Rip's Notes: Reasoning to Snape's greasy hair!

Hair

There is something you didn't know about young Severus' appearance. Something you wouldn't have caught in my lack of description.
When his adoration for James Potter became an obsession, he decided to do something drastic. He wanted to be James Potter. Such a feeling is unbearable. Severus thought by cutting his hair like James', he could achieve the feat. It was near madness that made him take the knife, the one his father had bought for him on his 10th birthday, and put it to his beautiful, shoulder-length strands.
He knew it would not grow back because of his purebred heritage. He knew if he ever wanted it to, it would never look the same. People had always loved him for his magnificent hair. They would stroke it's silken delicacy and swoon at it's touch and feel.
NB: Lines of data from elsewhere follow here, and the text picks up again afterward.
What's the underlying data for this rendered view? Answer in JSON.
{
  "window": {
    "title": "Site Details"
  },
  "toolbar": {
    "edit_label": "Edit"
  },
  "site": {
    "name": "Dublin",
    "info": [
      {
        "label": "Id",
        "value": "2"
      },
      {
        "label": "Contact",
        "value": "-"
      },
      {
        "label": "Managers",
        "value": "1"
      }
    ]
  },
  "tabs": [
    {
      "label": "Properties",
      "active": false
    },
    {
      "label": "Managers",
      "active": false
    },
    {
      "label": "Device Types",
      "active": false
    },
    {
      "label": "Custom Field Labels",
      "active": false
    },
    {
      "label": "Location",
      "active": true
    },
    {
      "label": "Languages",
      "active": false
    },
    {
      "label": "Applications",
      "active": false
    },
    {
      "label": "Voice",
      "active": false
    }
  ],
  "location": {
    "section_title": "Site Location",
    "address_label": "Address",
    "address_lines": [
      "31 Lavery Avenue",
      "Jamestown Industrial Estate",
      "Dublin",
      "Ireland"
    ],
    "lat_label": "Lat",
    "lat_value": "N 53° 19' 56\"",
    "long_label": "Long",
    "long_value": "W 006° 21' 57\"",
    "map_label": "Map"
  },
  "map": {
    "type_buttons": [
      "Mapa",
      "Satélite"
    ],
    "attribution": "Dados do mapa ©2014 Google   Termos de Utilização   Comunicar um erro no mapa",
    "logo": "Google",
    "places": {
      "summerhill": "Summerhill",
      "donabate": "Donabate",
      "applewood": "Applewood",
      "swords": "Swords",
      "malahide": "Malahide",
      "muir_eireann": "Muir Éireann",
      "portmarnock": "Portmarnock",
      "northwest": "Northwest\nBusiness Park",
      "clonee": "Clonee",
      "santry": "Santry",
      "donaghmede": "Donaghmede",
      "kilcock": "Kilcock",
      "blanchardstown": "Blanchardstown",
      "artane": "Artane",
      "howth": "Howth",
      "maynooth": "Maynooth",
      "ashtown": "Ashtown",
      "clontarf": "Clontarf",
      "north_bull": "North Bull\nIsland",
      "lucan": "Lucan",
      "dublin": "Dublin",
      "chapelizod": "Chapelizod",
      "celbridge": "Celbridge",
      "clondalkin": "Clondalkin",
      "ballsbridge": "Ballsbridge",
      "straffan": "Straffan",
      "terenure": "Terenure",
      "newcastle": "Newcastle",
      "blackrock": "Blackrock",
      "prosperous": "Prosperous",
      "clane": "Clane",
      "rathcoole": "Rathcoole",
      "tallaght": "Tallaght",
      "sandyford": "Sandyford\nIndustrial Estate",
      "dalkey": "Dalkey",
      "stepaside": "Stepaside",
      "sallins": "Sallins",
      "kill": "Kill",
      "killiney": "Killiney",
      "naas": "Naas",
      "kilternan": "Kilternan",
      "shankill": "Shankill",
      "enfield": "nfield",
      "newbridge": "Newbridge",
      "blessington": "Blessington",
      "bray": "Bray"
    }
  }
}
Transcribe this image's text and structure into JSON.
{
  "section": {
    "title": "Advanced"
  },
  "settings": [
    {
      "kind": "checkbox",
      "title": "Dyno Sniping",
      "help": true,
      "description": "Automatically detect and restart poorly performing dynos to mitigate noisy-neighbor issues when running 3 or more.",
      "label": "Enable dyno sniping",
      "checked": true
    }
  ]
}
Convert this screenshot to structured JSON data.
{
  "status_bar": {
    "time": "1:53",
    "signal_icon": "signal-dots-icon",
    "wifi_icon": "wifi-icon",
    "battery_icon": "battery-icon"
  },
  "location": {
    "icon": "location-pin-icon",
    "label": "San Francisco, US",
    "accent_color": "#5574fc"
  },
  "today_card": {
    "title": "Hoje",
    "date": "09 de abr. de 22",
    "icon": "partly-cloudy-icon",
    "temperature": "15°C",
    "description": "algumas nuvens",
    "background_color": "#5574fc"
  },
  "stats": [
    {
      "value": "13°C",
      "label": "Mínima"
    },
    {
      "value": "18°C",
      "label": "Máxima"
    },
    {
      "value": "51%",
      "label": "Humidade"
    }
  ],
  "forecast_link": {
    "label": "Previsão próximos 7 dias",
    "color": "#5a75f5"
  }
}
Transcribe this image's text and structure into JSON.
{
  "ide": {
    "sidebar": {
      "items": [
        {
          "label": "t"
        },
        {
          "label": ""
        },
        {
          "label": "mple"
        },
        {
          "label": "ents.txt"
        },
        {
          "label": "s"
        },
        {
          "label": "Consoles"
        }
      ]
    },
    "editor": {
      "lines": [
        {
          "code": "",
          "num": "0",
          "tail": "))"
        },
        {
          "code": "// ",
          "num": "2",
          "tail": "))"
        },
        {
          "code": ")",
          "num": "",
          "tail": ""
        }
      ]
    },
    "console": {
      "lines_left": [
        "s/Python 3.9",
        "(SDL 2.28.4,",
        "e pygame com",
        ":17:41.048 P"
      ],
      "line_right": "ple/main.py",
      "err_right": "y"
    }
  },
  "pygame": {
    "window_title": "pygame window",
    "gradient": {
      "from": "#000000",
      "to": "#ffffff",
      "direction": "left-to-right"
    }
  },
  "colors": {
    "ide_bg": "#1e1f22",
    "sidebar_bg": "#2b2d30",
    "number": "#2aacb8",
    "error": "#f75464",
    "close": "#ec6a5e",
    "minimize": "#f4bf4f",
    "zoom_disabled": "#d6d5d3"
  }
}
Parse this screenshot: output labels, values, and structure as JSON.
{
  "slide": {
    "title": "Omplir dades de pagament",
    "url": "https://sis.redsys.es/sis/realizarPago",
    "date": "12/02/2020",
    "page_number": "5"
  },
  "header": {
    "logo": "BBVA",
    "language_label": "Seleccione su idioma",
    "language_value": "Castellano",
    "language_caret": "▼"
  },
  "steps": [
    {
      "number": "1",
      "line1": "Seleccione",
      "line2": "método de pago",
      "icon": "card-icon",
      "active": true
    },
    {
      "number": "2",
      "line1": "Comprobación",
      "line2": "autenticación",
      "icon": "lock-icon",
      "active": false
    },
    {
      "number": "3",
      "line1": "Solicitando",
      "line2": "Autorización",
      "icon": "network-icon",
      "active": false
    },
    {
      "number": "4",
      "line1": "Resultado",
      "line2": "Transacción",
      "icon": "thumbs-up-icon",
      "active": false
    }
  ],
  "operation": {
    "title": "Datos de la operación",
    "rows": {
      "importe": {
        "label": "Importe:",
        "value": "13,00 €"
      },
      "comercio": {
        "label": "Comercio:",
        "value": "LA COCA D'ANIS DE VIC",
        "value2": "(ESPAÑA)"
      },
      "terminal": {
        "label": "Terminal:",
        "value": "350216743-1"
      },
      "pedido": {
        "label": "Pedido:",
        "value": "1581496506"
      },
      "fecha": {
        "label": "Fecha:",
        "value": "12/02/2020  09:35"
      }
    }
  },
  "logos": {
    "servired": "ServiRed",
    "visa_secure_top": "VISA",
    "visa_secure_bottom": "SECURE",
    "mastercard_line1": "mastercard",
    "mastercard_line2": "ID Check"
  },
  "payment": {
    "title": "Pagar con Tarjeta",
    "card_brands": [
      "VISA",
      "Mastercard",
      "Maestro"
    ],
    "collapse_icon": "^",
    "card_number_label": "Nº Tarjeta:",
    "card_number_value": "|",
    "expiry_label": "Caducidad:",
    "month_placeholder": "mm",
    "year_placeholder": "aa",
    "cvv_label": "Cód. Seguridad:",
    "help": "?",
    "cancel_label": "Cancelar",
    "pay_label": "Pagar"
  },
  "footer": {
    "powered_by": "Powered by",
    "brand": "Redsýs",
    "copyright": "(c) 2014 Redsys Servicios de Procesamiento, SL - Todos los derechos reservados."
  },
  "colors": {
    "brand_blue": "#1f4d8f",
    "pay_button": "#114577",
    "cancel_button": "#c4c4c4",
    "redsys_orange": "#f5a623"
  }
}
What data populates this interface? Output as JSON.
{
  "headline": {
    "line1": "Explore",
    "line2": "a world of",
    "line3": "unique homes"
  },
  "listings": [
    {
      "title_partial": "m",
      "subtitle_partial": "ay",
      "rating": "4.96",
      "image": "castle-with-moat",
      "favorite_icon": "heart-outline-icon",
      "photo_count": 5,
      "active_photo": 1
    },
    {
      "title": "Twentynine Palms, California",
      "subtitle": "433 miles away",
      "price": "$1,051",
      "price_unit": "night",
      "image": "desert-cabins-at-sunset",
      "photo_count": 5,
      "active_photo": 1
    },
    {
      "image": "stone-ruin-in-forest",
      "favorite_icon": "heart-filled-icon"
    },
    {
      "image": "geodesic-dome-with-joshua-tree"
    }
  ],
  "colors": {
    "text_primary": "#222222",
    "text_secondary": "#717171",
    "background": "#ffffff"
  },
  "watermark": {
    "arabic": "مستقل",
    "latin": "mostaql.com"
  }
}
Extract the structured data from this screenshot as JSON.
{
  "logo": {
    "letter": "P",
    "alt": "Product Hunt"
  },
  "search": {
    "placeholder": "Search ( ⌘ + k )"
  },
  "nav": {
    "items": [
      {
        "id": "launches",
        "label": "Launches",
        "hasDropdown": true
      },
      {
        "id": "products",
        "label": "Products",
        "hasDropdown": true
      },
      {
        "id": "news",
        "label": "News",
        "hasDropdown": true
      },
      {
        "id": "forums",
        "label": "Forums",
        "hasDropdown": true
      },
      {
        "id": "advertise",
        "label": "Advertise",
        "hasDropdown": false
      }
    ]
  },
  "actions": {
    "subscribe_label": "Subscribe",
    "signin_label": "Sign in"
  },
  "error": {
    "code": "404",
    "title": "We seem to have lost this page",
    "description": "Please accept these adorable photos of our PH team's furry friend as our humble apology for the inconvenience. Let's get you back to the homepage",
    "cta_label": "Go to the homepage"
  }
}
It was complete sickness that made him slice it away and trim it short and sweet. Complete obsession makes one do incredible things.

His best feature became his worst that lovely spring morning. The sun was rising as he moved himself into the bathroom and shut the door. He looked in the mirror with total disgust and quickly back down to the book he had in his hands titled "Hair for the Hormonally Challenged." Stolen from the library and very dusty was this savior of a book. He opened it to the page he had marked and read through it in a shuffling whisper.

"For hair growth: Place a strand of wanted hair in a cup of water and swallow it then repeat the incantation. Sleep for an hour and hair it is!
Warning - Variation on style of wanted hair may occur depending on unknown factors. Conjure with Caution."

He snorted at the final sentence and put the book aside. Wincing as he plucked a stand of hair from his scalp and placed it in a glass of water. He swallowed it easily and then read from the book.

"I beseech you, hair,
grow from my head,
so when awakening from my bed
I feel again the little strands
of which I've grown to again demand."

In an hour, he awoke, and brushed a hand through his hair. It wasn't it usual soft, silkiness -- but now a glaring, greasy reminder of his fiery hate for James Potter.